China, whose 2011 per capita carbon emissions rose to match those of the EU, has proposed to enact a nationwide cap on carbon emissions by 2016. The Independent reports:

The battle against global warming has received a transformational boost after China, the world’s biggest producer of carbon dioxide, proposed to set a cap on its greenhouse gas emissions for the first time.

Under the proposal China, which is responsible for a quarter of the world’s carbon emissions, would put a ceiling on greenhouse gas emissions from 2016, in a bid to curb what most scientists agree is the main cause of climate change.

It marks a dramatic change in China’s approach to climate change that experts say will make countries around the world more likely to agree to stringent cuts to their carbon emissions in a co-ordinated effort to tackle global warming.

[Source]

China now burns nearly as much coal as the rest of the world combined — one factor contributing to the record levels of PM2.5 recorded early this year in Beijing — and has been accused in the past of being uncooperative in the global fight against climate change. Amid the new leadership’s call for “ecological progress,” the Ministry of Finance hinted in February at the imminent imposition of an emission-curbing carbon tax, though the ministry later said that, due to economic concerns, the move would have to wait until after 2013. Details about another measure towards “ecological progress” were recently unveiled: the country’s first pilot carbon-trading program will launch next month in Shenzhen. From The Guardian:

The trading scheme will cover 638 companies responsible for 38% of the city’s total emissions, the Shenzhen branch of the powerful National Development and Reform Commission (NDRC) announced on Wednesday. The scheme will eventually expand to include transportation, manufacturing and construction companies.

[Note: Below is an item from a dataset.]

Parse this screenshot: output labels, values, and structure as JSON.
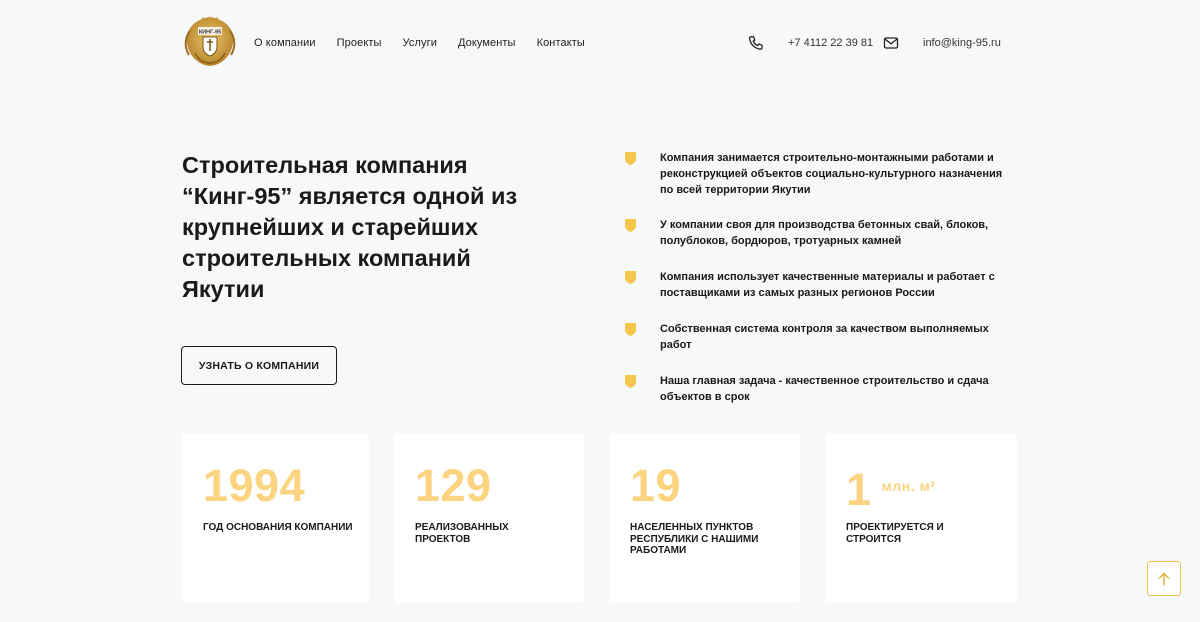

Shenzhen is one of seven designated areas in which the central government plans to roll out experimental carbon trading programmes before 2014.

[…]Li Yan, Greenpeace east Asia’s climate and energy campaign manager, said that the pilot programmes will inform the central government on how to motivate local authorities to adopt low-carbon policies.

[Source]

In a report covering both the possible carbon cap and the new pilot program, Think Progress underlines the global and local impact of carbon emission in China, and notes what China’s progress in carbon regulation implies for the U.S., the world’s second top carbon dioxide emitter:

The possibility of a carbon cap in China has been hailed as “potentially transformative” in the fight against climate change, as other major emitters such as the U.S. have historically cited China’s inaction on climate change as reason to avoid implementing meaningful greenhouse gas regulations. Previously, China has shied away from cuts in emissions, saying its main priority was the growth of its economy. In November 2012, the state-owned Xinhua quoted Xie Zhenhua, China’s chief negotiator to the UN climate change talks, as saying it was “unfair and unreasonable to hold China to absolute cuts in emissions at the present stage, when its per capita GDP stands at just 5,000 U.S. dollars.”

But now, China’s advancements in carbon regulation mean the U.S.’s strategy of waiting for China to act on climate change before it does is becoming less and less credible. China has already pledged to cut its carbon intensity, or emissions per unit of GDP, by 17 percent between 2011 and 2015 and 40 to 45 percent by 2020, compared to 2005 levels. In February, the countryannounced it would be implementing a carbon tax, but it later clarified that it would wait until 2013 is over to introduce the program. And the country has invested substantially in renewable energy, spending $65 billion on clean energy projects in 2012, nearly twice as much as the U.S.’s $35.6 billion.